Assay selection error within multiple functions

[LPotter21]

Good afternoon all,

When working through the batch correction options in the standR pipeline, I have spotted an error in a few different functions relating to the assay pulled. In our data, we are utilizing quantile normalized counts, which becomes the 3rd assay in the spe object, after counts and logcounts.

When calculating the negative control genes using findNCGs, while n_assay is a variable in the function, it is not utilized; instead, logcounts is always pulled for this calculation.

Additionally, when using geomxBatchCorrection, while n_assay does work to pull and correct the data from the selected assay, it always writes the data to the logcounts assay, leaving uncorrected data in the original slot. This is true whether the method is RUV4, Limma, or RUVg.
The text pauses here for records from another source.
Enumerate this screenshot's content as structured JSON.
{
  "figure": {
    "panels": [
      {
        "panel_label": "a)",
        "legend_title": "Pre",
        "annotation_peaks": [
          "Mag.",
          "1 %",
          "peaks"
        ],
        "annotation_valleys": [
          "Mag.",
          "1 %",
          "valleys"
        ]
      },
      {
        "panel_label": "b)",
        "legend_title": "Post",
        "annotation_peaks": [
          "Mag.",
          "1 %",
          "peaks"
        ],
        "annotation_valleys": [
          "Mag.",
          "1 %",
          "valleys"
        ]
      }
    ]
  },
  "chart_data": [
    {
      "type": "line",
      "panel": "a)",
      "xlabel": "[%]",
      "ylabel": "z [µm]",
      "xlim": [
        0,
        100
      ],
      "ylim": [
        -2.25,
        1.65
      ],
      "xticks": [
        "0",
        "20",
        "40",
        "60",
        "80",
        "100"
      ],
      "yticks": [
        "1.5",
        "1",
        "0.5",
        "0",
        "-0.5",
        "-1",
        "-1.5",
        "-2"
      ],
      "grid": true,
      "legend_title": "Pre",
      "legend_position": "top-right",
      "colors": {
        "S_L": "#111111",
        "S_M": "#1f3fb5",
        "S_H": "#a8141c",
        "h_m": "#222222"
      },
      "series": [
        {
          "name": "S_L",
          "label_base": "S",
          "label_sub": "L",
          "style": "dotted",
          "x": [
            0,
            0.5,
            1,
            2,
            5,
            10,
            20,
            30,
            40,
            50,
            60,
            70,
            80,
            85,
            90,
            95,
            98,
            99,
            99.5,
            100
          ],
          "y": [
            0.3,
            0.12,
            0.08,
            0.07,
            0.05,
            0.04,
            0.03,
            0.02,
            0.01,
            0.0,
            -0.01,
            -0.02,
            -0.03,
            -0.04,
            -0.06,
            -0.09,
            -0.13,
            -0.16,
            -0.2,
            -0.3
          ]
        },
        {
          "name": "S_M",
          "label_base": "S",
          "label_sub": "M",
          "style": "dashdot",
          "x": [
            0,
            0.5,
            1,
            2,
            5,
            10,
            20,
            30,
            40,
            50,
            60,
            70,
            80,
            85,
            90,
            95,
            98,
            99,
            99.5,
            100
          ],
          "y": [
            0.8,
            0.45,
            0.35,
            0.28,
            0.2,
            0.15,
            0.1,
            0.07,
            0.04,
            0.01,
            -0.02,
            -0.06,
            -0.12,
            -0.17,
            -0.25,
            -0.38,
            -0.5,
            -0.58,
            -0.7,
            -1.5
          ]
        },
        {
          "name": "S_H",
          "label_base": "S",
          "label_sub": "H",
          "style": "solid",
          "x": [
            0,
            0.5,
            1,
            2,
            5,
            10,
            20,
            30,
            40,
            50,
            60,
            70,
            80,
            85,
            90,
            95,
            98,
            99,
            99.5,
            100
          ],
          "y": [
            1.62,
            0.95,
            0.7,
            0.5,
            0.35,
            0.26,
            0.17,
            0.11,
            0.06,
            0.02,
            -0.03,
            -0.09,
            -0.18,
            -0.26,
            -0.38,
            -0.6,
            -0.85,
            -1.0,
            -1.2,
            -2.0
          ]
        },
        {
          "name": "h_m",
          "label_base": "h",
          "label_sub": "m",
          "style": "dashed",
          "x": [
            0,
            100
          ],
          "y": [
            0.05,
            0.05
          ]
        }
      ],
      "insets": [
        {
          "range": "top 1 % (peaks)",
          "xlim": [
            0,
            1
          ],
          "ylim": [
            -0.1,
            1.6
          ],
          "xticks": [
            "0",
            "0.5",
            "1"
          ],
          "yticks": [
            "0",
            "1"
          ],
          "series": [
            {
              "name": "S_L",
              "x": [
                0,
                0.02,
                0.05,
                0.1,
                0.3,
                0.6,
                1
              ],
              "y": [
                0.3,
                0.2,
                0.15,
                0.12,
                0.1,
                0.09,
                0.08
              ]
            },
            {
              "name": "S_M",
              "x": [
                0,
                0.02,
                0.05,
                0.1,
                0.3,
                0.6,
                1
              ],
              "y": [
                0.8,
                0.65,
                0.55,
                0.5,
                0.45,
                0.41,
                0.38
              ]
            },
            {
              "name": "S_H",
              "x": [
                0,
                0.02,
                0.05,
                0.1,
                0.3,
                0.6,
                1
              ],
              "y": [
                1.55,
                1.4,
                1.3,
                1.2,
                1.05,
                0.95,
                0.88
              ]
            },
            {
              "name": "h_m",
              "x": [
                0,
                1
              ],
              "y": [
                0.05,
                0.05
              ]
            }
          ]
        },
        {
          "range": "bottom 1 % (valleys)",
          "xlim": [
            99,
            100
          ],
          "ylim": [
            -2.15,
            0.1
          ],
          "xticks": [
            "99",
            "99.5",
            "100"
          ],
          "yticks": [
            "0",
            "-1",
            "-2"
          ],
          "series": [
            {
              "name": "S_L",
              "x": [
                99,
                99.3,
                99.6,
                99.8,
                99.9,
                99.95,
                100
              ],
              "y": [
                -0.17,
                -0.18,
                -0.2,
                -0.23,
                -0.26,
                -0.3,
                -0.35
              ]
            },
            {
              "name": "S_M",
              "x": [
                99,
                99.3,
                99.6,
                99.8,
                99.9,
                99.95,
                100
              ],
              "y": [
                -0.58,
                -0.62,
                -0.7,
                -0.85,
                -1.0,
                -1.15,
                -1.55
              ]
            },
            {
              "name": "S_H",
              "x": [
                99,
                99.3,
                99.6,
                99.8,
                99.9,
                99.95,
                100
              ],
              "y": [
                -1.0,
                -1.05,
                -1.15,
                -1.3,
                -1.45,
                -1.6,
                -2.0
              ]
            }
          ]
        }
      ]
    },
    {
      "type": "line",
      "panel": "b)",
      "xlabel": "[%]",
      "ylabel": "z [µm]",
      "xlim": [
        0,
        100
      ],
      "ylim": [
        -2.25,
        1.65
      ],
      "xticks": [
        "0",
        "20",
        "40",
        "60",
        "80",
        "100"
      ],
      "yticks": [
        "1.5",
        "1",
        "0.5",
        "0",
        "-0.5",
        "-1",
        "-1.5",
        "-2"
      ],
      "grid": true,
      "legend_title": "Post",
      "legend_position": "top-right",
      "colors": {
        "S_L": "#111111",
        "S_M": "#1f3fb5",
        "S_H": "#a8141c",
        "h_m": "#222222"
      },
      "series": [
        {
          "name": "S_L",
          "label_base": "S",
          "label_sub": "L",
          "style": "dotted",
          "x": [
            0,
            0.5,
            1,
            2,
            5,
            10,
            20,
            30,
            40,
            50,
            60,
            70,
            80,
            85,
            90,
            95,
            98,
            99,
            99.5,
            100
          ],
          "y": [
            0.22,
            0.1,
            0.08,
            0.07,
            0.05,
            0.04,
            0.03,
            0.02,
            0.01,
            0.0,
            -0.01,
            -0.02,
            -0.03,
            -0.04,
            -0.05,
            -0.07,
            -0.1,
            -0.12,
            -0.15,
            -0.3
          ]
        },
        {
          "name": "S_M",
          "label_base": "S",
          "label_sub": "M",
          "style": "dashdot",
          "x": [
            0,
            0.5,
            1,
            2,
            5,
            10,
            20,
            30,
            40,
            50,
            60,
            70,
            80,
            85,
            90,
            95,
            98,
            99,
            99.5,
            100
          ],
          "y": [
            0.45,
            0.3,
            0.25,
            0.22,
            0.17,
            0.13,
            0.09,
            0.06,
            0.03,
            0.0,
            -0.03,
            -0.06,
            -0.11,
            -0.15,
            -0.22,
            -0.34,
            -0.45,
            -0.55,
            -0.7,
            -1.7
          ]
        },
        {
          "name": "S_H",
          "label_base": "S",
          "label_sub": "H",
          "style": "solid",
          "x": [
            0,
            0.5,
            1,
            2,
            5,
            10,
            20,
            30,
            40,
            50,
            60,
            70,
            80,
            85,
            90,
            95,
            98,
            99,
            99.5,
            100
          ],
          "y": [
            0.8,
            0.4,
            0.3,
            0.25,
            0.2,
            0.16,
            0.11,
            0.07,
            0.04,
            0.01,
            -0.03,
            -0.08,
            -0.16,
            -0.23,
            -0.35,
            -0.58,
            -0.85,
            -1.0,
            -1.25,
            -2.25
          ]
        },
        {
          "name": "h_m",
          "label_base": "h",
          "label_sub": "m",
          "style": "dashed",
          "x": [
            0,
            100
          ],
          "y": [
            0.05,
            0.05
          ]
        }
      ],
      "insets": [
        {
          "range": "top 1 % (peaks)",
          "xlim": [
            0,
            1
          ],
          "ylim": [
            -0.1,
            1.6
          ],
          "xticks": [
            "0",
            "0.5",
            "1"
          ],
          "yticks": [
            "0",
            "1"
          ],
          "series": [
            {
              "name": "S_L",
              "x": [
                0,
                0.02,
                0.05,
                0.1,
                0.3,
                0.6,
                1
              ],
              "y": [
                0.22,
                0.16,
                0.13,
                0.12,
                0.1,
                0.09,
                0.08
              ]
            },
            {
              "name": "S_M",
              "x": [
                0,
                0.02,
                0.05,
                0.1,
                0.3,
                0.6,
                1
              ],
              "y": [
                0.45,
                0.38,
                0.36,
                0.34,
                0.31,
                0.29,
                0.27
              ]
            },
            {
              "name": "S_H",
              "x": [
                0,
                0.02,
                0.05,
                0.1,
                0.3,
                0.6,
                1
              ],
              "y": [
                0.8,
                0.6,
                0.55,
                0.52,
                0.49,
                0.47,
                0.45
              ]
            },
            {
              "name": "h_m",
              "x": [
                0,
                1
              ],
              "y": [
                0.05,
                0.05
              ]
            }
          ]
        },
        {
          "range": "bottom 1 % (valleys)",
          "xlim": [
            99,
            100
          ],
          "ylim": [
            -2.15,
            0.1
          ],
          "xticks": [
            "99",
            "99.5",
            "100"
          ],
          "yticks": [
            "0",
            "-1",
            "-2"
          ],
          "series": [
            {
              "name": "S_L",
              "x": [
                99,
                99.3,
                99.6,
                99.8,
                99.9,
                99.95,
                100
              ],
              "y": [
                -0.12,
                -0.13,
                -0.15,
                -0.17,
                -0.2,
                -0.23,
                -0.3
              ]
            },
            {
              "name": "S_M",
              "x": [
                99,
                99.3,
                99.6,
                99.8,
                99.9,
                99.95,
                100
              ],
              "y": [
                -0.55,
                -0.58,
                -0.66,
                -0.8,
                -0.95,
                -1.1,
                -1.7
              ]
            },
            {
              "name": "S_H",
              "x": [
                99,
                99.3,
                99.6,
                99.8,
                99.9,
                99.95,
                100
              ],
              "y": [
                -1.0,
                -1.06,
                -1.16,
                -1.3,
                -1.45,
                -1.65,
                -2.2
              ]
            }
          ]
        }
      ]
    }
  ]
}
Currently, I have not searched through any additional functions to see if there are other instances of assay choice being overridden.

[ningbioinfo]

Hi @LPotter21 , yes you're correct for the findNCGs, that's a small bug in the function, I'll fix it right away thanks for pointing that out!
For the geomxBatchCorrection, I got raise for this before, I'll make an update with extra parameter where you can choose to store it instead of overwrite.

[ningbioinfo]

Hi @LPotter21 , in the devel version of standR (i.e. the github one and will be in the next version of BioC release), the findNCGs is now fixed, and there is a new parameter in geomxBatchCorrection called outAssay which you can specify to new assay slot (by default is still logcounts).